A shared responsibility
Robust education and engagement offerings are helping McDonald’s employees do their part in cultivating a cyber safe culture.
This month marks Cybersecurity Awareness month — an entire month dedicated to raising awareness about the importance of cybersecurity. McDonald’s Technical Blog is focusing its content during October to cybersecurity topics.
by Andrew Munson, Senior Manager, Global Technology Risk Management
“McDonald’s is a people business.”
Ray Kroc shared those words decades ago, and they still resonate today. Cyberattacks often target people, and as advances in technology and digital innovation continue to change the way we live, work, and play, our people need to know about cybersecurity and safety. That’s exactly why people are at the center of McDonald’s cybersecurity strategy.
Many data breaches involve a human element. This means that McDonald’s people should be on the offensive when it comes to cyber — we all need to know how cyberattacks work and what we can do to help prevent them.
At McDonald’s, cybersecurity is a shared responsibility between the Global Technology Risk Management (GTRM) team and each employee. Because cyberattacks can happen to anyone, we created a training-and-awareness program for all of our employees, regardless of location, role, or title. All of us need the knowledge, skills, and confidence to protect ourselves and the McDonald’s brand from cyber threats.
Building muscle memory
McDonald’s employees complete an online foundational cyber training, but we know that it takes more than that to make a cyber-safe mindset second nature.
Email phishing remains one of the top cyber risks across the globe. More specifically, one type of phishing, called Business Email Compromise (BEC) — in which a scammer uses email to trick a company into sending money or divulging confidential information by appearing to be a request from a known source, like a supplier with whom regular wire transfer payments occur — resulted in collective adjusted losses of over $2.7 billion across companies of all sizes. That is unexpected financial loss for people and companies.
At McDonald’s, we mimic BEC attacks in a phishing simulation program, which sends out simulated phishing emails to employees. Like actual phishing attempts, the simulations look like real emails and are an opportunity for our people to practice identifying these types of threats in a safe and interactive environment.
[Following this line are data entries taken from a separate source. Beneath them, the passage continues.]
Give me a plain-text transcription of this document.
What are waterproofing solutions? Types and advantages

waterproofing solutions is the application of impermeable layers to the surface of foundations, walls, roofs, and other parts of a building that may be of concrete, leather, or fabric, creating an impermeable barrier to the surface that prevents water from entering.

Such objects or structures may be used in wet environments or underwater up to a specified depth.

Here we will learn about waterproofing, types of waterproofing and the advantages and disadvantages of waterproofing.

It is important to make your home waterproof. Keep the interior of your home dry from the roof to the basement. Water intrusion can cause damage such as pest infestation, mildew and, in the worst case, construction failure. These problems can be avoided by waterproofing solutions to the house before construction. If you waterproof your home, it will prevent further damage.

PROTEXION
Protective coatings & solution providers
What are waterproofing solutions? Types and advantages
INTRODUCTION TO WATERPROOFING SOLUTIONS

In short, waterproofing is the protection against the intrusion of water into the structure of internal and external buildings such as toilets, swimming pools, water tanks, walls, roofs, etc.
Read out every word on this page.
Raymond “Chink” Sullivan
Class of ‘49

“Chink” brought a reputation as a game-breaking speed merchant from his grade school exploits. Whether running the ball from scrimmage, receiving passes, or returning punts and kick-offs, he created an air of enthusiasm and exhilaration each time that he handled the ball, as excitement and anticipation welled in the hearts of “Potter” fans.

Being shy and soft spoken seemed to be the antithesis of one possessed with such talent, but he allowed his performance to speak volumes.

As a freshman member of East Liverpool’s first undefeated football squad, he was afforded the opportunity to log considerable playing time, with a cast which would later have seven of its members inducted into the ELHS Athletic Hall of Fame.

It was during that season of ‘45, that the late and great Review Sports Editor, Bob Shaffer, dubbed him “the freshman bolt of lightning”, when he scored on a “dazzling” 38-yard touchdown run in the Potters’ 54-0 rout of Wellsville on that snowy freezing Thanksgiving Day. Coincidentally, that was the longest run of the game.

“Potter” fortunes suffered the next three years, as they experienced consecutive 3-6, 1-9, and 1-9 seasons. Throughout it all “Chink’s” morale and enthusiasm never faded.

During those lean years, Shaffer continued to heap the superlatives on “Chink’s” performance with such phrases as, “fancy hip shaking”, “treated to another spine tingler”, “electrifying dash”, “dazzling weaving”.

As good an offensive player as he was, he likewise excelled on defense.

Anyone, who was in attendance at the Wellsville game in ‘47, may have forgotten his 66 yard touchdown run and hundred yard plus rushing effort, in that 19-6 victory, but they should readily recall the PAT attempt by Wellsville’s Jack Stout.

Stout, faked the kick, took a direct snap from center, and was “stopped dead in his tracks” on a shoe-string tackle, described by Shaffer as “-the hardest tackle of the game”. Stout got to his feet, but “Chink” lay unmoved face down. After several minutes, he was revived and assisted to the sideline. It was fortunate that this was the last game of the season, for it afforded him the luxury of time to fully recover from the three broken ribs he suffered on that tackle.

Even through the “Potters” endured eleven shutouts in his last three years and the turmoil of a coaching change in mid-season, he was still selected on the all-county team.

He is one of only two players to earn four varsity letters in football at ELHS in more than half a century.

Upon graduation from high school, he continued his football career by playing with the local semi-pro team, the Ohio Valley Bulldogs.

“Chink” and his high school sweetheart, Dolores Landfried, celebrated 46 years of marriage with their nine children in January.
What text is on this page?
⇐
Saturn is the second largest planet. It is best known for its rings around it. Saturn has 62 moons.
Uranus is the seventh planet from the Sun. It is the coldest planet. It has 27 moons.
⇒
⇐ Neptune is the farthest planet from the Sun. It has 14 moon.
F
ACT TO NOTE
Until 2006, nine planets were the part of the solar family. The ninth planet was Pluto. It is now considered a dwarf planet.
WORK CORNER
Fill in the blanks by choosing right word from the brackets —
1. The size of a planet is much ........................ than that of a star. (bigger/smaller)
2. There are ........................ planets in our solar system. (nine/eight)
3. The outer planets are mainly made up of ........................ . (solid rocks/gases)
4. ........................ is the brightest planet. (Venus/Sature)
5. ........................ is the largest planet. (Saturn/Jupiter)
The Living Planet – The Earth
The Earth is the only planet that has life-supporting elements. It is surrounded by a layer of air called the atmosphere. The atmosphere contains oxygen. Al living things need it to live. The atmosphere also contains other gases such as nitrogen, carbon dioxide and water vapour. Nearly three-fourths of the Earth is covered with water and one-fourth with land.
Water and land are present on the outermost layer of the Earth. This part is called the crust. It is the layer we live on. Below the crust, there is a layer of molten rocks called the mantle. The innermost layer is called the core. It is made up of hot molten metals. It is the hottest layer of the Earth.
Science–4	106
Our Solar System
The program helps to prepare them to recognize the real thing.
One size doesn’t fit all
At a global company like ours, the cyber trends may vary across geographies.
The GTRM team offers customized training experiences that meet the diverse needs of our global organization.
We empower local market teams around the world with the capability to deliver their own local-language phishing exercises that reference regional interests. This local flair reflects the methods of real email attacks, augments our global phishing simulation program, and engages our global in cybersecurity training.
It’s not just different localities that have different needs.
Various internal departments are more susceptible to certain types of threats than others and require different cyber skills to combat the unique cyber threats that they may encounter. For instance, many cybercrimes are financially motivated. Teams that manage a lot of financial transactions need more tailored cyber training experiences so they can protect themselves, enabling them to focus on achieving their important mission.
Impactful results
Since launching our core training and awareness program, employees have received over two-million simulated phishing emails and reduced our enterprise click-rates by nearly 10%. Fewer employees are entering credentials on fake websites, and more people are proactively reporting suspicious emails.
Our people are making a difference.
In cybersecurity, we often say it only takes one. One second to crack a password. One person to click a link and infect your computer. One second to lose your identity.
But at McDonald’s, we say it takes all. It takes all of us to protect and secure our iconic brand and our personal online safety, and it’s why we will continue to prioritize a comprehensive cyber education and awareness program for all employees.